Abstract
Recent Customized Portrait Generation (CPG) methods, taking a facial image and a textual prompt as inputs, have attracted substantial attention. Although these methods generate high-fidelity portraits, they fail to prevent the generated portraits from being tracked and misused by malicious face recognition systems. To address this, this paper proposes a Customized Portrait Generation framework with facial Adversarial attacks (Adv-Cpg).

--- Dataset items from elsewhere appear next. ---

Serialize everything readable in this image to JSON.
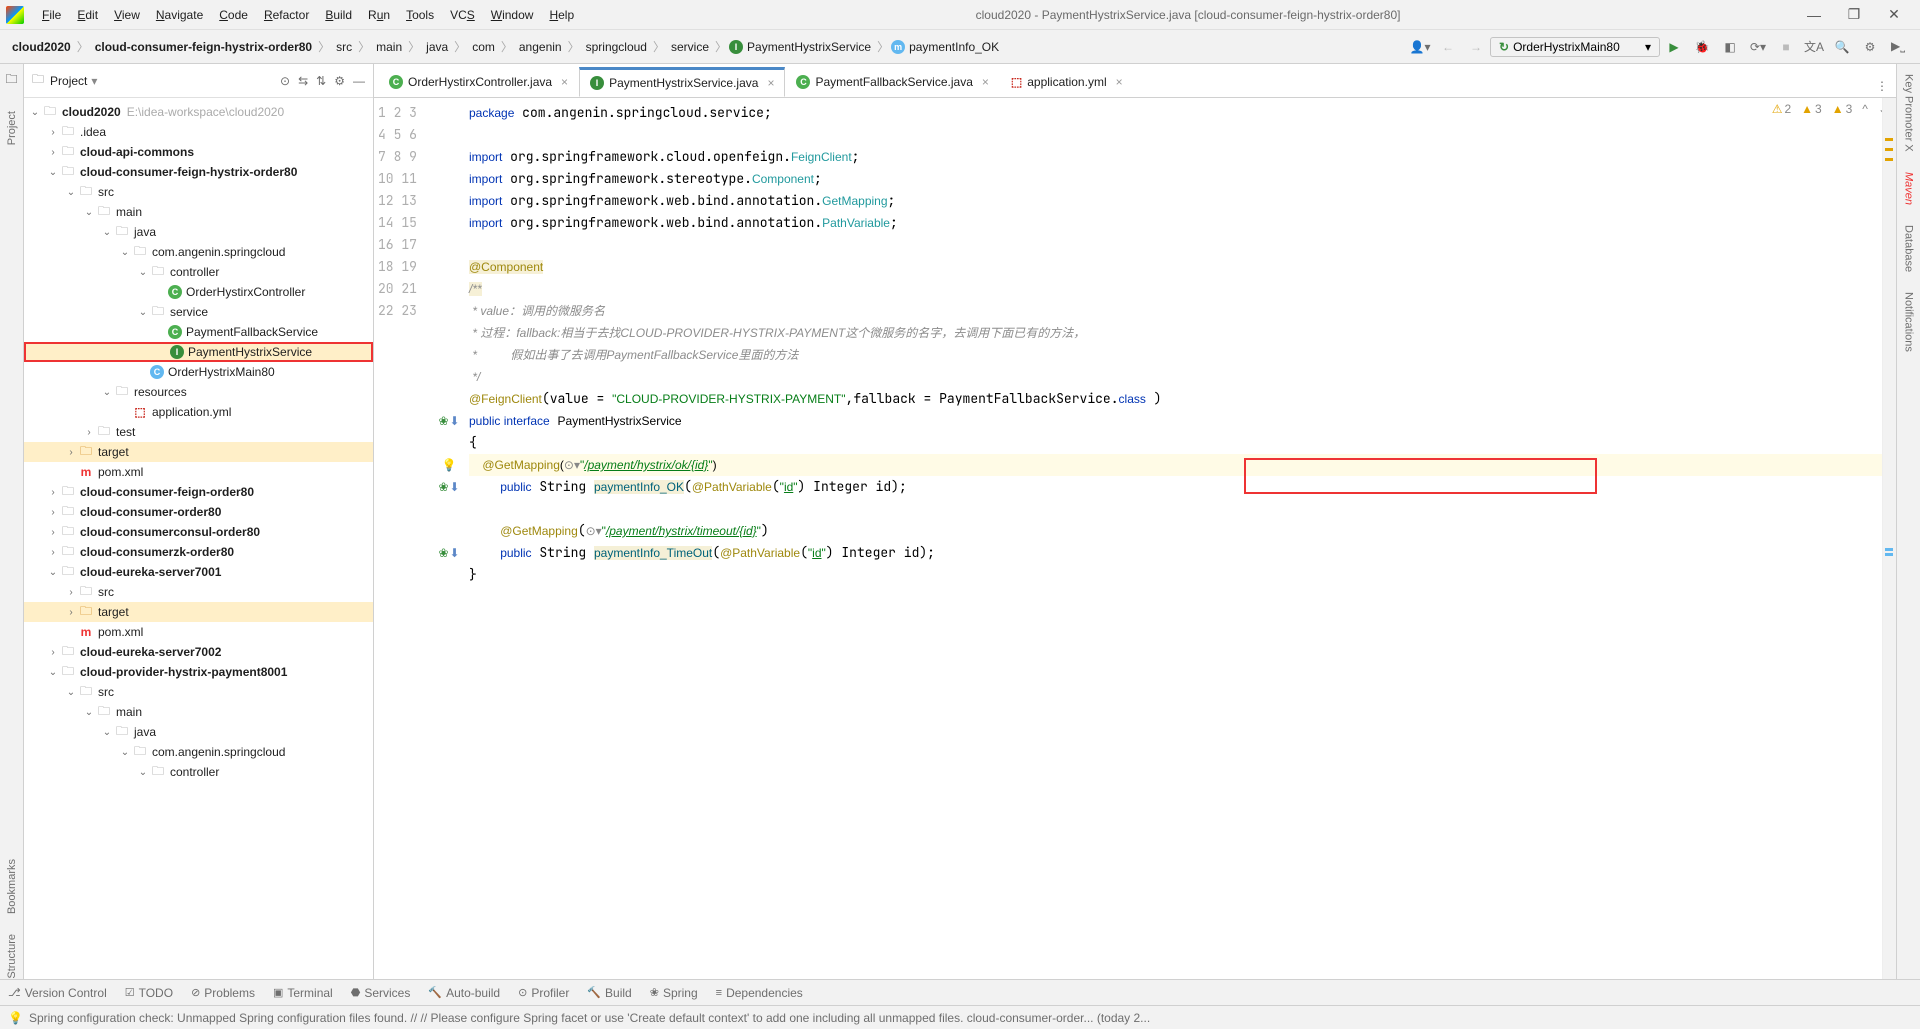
{
  "window": {
    "title": "cloud2020 - PaymentHystrixService.java [cloud-consumer-feign-hystrix-order80]"
  },
  "menu": [
    "File",
    "Edit",
    "View",
    "Navigate",
    "Code",
    "Refactor",
    "Build",
    "Run",
    "Tools",
    "VCS",
    "Window",
    "Help"
  ],
  "breadcrumbs": {
    "project": "cloud2020",
    "module": "cloud-consumer-feign-hystrix-order80",
    "path": [
      "src",
      "main",
      "java",
      "com",
      "angenin",
      "springcloud",
      "service"
    ],
    "file": "PaymentHystrixService",
    "method": "paymentInfo_OK"
  },
  "runConfig": "OrderHystrixMain80",
  "sidebar": {
    "title": "Project",
    "root": "cloud2020",
    "rootPath": "E:\\idea-workspace\\cloud2020",
    "nodes": {
      "idea": ".idea",
      "apicommons": "cloud-api-commons",
      "order80mod": "cloud-consumer-feign-hystrix-order80",
      "src": "src",
      "main": "main",
      "java": "java",
      "pkg": "com.angenin.springcloud",
      "controller": "controller",
      "orderCtrl": "OrderHystirxController",
      "service": "service",
      "pfs": "PaymentFallbackService",
      "phs": "PaymentHystrixService",
      "ohm": "OrderHystrixMain80",
      "resources": "resources",
      "appyml": "application.yml",
      "test": "test",
      "target": "target",
      "pom": "pom.xml",
      "feignorder80": "cloud-consumer-feign-order80",
      "consumerorder80": "cloud-consumer-order80",
      "consulorder80": "cloud-consumerconsul-order80",
      "zkorder80": "cloud-consumerzk-order80",
      "eureka7001": "cloud-eureka-server7001",
      "eureka7002": "cloud-eureka-server7002",
      "hystrix8001": "cloud-provider-hystrix-payment8001"
    }
  },
  "tabs": [
    {
      "icon": "C",
      "iconClass": "java-c",
      "label": "OrderHystirxController.java",
      "active": false
    },
    {
      "icon": "I",
      "iconClass": "java-i",
      "label": "PaymentHystrixService.java",
      "active": true
    },
    {
      "icon": "C",
      "iconClass": "java-c",
      "label": "PaymentFallbackService.java",
      "active": false
    },
    {
      "icon": "y",
      "iconClass": "yaml-icon",
      "label": "application.yml",
      "active": false
    }
  ],
  "inspections": {
    "warn1": "2",
    "warn2": "3",
    "warn3": "3"
  },
  "statusbar": {
    "msg": "Spring configuration check: Unmapped Spring configuration files found. // // Please configure Spring facet or use 'Create default context' to add one including all unmapped files. cloud-consumer-order... (today 2..."
  },
  "bottomTools": [
    "Version Control",
    "TODO",
    "Problems",
    "Terminal",
    "Services",
    "Auto-build",
    "Profiler",
    "Build",
    "Spring",
    "Dependencies"
  ],
  "leftRail": [
    "Project",
    "Bookmarks",
    "Structure"
  ],
  "rightRail": [
    "Key Promoter X",
    "Maven",
    "Database",
    "Notifications"
  ]
}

Specifically, to achieve facial privacy protection, we devise a lightweight local ID encryptor and an encryption enhancer. They implement progressive double-layer encryption protection by directly injecting the target identity and adding additional identity guidance, respectively. Furthermore, to accomplish fine-grained and personalized portrait generation, we develop a multi-modal image customizer capable of generating controlled fine-grained facial features. To the best of our knowledge, Adv-Cpg is the first study that introduces facial adversarial attacks into CPG. Extensive experiments demonstrate the superiority of Adv-Cpg, e.g., the average attack success rate of the proposed Adv-Cpg is 28.1% and 2.86% higher compared to the SOTA noise-based attack methods and unconstrained attack methods, respectively.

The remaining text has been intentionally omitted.